斎藤美奈子さんのコラム・その18 & 山口二郎さんのコラム・その4

2018-02-22 04:54:00 | ノンジャンル
 俳優の大杉漣さんの訃報が今朝の朝日新聞・東京新聞に載っていました。大杉さんといえば、やはり北野武監督での演技が心に残っています。66歳という早すぎる死。残念でたまりません。改めてご冥福をお祈り申し上げます。

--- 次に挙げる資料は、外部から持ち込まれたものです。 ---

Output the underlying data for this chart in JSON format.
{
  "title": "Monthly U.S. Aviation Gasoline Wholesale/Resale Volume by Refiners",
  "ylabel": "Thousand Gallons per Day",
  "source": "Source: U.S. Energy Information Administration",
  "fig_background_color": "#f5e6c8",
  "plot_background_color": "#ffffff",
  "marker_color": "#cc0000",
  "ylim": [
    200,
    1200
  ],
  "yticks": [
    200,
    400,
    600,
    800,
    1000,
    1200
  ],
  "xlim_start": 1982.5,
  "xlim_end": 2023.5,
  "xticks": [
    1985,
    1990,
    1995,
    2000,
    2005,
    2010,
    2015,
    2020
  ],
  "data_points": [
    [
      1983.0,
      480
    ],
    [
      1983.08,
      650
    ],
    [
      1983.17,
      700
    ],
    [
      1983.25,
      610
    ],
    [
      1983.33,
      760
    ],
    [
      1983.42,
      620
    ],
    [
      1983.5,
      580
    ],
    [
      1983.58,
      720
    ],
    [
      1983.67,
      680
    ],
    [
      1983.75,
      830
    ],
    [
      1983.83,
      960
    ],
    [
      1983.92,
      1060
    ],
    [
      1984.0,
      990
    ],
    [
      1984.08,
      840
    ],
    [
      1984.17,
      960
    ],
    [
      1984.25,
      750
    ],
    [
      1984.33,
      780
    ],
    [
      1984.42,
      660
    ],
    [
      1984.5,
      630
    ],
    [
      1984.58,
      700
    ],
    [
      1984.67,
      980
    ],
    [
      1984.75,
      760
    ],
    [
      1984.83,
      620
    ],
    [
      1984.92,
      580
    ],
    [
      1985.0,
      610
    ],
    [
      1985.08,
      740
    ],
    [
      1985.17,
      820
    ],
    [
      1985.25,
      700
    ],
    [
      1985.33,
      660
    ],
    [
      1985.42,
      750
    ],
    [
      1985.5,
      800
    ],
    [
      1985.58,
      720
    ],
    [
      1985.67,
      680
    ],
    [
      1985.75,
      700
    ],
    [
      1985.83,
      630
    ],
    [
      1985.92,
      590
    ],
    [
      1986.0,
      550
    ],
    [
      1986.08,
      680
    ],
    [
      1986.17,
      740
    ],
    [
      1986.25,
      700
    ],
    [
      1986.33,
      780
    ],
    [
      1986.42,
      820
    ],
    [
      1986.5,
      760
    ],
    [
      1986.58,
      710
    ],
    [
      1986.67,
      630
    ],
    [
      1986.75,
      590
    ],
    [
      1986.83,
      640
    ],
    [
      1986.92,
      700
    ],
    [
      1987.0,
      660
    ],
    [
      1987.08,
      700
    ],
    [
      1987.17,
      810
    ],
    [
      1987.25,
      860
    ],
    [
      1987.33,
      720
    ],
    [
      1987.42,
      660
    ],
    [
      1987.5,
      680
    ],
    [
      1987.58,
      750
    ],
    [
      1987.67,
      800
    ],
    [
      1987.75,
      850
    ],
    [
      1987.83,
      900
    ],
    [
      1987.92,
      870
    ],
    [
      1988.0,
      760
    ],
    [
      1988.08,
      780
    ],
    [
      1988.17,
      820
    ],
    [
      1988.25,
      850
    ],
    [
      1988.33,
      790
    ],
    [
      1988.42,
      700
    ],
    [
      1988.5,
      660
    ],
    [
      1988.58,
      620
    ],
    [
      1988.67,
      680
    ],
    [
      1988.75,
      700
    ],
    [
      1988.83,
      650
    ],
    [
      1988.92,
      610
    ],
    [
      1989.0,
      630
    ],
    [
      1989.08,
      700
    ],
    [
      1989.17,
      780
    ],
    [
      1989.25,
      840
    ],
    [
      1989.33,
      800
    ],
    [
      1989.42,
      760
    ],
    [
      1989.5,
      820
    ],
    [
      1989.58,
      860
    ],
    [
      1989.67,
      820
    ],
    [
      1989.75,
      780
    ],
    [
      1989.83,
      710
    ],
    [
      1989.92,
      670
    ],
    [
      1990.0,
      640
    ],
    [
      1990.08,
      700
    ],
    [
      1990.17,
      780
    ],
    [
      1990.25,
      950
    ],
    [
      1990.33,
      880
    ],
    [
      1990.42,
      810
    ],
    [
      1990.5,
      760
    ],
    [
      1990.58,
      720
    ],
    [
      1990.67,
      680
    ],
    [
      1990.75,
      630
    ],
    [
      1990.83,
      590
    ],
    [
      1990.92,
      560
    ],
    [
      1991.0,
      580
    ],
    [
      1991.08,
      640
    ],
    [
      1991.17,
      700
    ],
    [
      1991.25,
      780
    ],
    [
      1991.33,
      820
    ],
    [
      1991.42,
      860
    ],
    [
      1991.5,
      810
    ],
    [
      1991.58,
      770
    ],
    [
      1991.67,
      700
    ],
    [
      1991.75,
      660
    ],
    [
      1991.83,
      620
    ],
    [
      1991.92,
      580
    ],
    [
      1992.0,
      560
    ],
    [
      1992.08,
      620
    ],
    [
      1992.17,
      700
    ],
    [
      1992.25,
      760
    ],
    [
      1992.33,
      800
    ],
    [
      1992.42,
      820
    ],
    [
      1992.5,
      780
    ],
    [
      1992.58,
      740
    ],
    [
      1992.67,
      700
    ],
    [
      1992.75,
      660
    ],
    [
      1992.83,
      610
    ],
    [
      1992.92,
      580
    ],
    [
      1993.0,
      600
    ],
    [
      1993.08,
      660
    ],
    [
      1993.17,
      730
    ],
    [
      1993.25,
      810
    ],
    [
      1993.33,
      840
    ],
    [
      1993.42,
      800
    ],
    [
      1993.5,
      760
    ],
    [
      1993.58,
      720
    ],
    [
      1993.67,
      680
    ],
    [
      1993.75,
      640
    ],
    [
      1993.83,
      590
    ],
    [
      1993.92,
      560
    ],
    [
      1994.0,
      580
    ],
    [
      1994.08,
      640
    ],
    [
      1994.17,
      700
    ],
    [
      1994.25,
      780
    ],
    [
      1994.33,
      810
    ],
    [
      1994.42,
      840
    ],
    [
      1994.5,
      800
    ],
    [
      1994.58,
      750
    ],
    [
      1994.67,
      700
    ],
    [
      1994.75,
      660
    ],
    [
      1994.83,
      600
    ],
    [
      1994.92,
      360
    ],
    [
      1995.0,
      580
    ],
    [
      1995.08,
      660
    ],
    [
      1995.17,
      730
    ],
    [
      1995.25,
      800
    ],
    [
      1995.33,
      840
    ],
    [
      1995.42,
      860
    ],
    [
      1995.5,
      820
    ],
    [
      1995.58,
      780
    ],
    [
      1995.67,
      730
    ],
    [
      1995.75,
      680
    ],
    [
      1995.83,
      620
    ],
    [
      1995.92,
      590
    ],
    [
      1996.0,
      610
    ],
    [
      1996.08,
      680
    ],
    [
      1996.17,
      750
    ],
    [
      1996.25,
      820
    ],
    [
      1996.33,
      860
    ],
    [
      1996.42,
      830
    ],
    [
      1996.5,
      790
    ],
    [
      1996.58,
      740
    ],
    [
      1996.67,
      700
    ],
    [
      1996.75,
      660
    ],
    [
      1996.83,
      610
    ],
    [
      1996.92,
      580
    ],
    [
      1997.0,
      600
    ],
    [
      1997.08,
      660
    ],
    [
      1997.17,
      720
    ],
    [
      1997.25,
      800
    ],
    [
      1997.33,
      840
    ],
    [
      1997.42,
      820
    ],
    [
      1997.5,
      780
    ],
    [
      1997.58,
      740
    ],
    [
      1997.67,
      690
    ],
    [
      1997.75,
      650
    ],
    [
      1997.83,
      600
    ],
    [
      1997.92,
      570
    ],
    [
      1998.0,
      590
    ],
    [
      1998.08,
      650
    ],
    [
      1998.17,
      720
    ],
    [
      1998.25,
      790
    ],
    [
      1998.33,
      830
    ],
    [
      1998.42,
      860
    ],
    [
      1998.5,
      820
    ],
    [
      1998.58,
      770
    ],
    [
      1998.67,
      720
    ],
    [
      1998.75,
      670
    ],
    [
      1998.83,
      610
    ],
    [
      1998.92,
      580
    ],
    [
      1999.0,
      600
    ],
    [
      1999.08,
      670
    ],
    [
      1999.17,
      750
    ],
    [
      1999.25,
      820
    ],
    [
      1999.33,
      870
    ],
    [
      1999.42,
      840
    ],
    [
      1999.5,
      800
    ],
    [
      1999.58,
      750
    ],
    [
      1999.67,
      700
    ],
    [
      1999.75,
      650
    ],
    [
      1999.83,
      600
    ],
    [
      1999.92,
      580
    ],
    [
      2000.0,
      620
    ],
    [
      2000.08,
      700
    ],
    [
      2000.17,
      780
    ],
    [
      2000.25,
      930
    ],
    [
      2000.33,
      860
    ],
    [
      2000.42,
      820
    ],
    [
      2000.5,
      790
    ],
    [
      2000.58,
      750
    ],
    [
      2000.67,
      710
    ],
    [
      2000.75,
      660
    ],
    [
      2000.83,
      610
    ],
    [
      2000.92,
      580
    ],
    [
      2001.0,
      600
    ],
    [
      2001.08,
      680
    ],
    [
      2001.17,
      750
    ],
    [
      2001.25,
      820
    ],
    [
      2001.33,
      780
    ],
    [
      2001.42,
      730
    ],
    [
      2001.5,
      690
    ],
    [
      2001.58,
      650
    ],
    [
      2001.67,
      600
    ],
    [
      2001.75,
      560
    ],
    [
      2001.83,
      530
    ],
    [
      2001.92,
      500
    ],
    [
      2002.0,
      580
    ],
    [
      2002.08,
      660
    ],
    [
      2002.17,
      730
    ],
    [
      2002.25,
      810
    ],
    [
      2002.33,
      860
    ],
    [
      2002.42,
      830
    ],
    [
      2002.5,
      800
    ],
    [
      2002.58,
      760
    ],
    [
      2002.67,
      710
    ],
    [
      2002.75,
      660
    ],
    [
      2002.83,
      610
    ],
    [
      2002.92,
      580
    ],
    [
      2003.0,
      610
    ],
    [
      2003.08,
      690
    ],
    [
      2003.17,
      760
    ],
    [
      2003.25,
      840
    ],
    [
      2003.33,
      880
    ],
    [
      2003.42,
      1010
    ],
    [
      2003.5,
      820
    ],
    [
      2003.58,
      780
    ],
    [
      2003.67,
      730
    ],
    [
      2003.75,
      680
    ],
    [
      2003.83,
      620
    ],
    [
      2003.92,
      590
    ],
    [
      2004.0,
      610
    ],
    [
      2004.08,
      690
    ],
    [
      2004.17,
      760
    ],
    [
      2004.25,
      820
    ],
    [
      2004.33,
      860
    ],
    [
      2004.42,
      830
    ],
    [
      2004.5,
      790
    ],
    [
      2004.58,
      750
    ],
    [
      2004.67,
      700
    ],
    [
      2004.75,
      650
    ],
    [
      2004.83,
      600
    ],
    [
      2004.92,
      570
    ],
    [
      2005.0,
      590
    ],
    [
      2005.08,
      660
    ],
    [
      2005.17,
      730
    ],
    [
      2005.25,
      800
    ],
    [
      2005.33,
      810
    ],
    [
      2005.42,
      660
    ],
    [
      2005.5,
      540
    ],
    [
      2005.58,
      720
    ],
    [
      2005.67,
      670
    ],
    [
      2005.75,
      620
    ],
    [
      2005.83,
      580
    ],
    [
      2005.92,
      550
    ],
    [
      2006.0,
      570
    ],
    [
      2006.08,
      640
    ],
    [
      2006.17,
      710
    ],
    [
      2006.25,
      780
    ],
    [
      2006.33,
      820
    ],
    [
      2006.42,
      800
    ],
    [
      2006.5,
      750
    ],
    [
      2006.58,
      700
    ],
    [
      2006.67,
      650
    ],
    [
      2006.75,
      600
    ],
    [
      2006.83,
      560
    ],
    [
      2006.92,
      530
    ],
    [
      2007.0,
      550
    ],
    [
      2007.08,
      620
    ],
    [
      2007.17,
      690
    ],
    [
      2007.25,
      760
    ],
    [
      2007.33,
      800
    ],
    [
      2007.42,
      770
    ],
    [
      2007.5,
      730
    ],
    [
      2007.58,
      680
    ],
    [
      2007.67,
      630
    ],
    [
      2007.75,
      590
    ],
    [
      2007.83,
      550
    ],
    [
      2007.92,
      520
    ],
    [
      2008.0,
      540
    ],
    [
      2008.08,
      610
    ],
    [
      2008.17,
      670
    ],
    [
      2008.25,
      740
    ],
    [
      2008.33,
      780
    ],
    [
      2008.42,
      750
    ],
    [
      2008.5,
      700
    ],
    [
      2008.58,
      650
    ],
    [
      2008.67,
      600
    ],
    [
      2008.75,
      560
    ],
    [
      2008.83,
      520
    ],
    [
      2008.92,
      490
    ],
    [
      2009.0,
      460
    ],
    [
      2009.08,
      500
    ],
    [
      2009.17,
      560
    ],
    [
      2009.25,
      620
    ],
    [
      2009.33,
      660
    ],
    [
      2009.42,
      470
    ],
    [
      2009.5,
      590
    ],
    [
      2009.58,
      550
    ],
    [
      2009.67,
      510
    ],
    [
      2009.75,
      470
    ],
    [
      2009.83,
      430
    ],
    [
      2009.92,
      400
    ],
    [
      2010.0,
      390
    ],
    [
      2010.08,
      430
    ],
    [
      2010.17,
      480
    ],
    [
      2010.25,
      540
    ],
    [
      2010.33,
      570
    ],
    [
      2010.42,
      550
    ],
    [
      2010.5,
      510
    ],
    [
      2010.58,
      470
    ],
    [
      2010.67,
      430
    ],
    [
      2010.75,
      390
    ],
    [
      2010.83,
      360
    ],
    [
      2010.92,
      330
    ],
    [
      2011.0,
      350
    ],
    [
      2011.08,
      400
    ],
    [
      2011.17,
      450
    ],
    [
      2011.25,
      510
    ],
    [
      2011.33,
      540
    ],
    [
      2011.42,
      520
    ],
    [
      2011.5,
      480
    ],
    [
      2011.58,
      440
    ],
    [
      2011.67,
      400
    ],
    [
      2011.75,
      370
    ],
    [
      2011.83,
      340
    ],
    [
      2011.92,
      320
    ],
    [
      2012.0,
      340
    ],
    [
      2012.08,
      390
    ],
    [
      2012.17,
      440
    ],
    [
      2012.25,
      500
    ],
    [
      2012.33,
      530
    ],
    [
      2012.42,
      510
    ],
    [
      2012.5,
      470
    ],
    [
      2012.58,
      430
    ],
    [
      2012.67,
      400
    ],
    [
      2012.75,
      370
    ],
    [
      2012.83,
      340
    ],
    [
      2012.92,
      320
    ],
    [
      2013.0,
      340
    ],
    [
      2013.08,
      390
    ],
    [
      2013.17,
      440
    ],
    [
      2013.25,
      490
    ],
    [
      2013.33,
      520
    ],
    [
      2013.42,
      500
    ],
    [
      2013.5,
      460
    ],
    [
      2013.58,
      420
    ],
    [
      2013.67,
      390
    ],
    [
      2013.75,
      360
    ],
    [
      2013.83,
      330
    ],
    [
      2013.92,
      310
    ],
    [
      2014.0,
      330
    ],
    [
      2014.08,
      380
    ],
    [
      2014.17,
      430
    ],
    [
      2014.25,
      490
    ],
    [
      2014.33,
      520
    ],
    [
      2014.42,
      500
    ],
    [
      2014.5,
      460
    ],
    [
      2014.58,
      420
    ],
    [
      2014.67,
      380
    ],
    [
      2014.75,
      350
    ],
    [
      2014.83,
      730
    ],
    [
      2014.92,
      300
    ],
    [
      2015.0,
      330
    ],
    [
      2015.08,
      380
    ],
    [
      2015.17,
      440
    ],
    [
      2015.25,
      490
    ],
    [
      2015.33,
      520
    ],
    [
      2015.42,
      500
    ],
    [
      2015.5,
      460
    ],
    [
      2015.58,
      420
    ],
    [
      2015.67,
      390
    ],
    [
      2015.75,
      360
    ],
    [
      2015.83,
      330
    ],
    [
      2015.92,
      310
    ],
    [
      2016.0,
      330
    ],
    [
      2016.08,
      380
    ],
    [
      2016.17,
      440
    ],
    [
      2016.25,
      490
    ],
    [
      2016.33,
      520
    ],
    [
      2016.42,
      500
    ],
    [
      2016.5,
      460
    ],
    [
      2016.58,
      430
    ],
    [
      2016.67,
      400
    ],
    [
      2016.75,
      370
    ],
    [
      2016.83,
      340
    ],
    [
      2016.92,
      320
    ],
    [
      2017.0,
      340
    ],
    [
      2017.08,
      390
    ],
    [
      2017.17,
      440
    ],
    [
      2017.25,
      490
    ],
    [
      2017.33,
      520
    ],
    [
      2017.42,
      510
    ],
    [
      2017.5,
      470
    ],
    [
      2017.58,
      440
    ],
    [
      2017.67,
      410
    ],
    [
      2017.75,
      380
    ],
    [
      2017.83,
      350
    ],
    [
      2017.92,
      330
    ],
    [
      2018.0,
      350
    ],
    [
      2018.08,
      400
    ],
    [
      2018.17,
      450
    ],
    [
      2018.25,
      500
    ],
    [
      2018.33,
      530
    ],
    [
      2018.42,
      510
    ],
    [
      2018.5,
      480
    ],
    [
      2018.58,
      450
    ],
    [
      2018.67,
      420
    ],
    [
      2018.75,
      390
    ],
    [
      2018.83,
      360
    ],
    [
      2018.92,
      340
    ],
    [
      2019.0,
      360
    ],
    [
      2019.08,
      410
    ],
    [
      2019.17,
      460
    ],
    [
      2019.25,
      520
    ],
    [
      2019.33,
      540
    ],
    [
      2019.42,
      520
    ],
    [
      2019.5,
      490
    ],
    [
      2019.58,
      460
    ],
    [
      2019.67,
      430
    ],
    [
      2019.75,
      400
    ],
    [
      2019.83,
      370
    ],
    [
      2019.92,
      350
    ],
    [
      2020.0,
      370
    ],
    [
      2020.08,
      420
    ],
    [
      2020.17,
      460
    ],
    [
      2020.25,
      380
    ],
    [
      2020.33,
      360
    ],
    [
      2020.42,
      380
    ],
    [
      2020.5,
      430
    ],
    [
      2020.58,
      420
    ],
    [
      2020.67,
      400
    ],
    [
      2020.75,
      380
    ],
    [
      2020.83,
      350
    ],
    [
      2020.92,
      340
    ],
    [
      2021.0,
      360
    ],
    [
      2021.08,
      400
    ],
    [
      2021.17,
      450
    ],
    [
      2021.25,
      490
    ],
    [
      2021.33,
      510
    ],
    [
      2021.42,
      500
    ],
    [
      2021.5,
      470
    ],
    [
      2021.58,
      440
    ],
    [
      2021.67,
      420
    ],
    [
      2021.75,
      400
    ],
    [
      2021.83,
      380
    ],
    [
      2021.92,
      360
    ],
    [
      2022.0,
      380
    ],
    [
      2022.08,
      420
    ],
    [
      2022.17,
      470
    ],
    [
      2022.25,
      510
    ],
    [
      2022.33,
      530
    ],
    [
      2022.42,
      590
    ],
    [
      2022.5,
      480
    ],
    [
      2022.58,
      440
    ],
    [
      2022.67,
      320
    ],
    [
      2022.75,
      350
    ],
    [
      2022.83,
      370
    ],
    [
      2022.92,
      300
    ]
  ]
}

 さて、恒例となった、水曜日の東京新聞に掲載されている、斎藤美奈子さんの「本音のコラム」の第18弾。 
 まず、2月14日に掲載された「帰郷小説」と題されたコラム。
「芥川賞を受賞した若竹千佐子さんの『おらおらでひとりいぐも』が話題である。やったぜ! と思っていたら、もう一冊私がイチオシだった上原正三さんの『キジムナーkids』が今度、坪田譲治文学賞を受賞した。
 若竹さんは六十三歳、上原さんは八十歳でのデビュー。が、遅咲きのデビュー作という以外にもこの二作には大きな共通点がある。方言を効果的に用いている点だ。
 『キジムナーkids』は敗戦直後の沖縄を舞台にした悪ガキたちの冒険譚(たん)だが、ちなみに書きだしは〈「アリアリ、アレーヌーヤガ?」/「アヤーサイ。アレー、アリヤイビール」〉。
 ウチナーグチ(沖縄弁)、完全にお手上げである。一方『おらおらで…』は東北弁で〈あいやぁ、おらの頭このごろ、なんぼかおがしくなってきたんでねべか〉。
 夏目漱石『三四郎』など、明治以来、日本文学の王道は『上京小説』だった。そして方言を抑圧してきた。川端康成『雪国』では、田舎者の駒子が東京山の手の奥さまみたいな言葉をしゃべるのだから笑わせる。
 でも、いまはちがう。故郷の言葉を自由に操れるのは、作家として最強の強み。『上京小説』ならぬ『帰郷小説』と名づけたい。日本語の多様性を感じさせる作品。わかりにくいなんてクレームは放っときゃいいのだ。もっと出てこい、帰郷小説!」。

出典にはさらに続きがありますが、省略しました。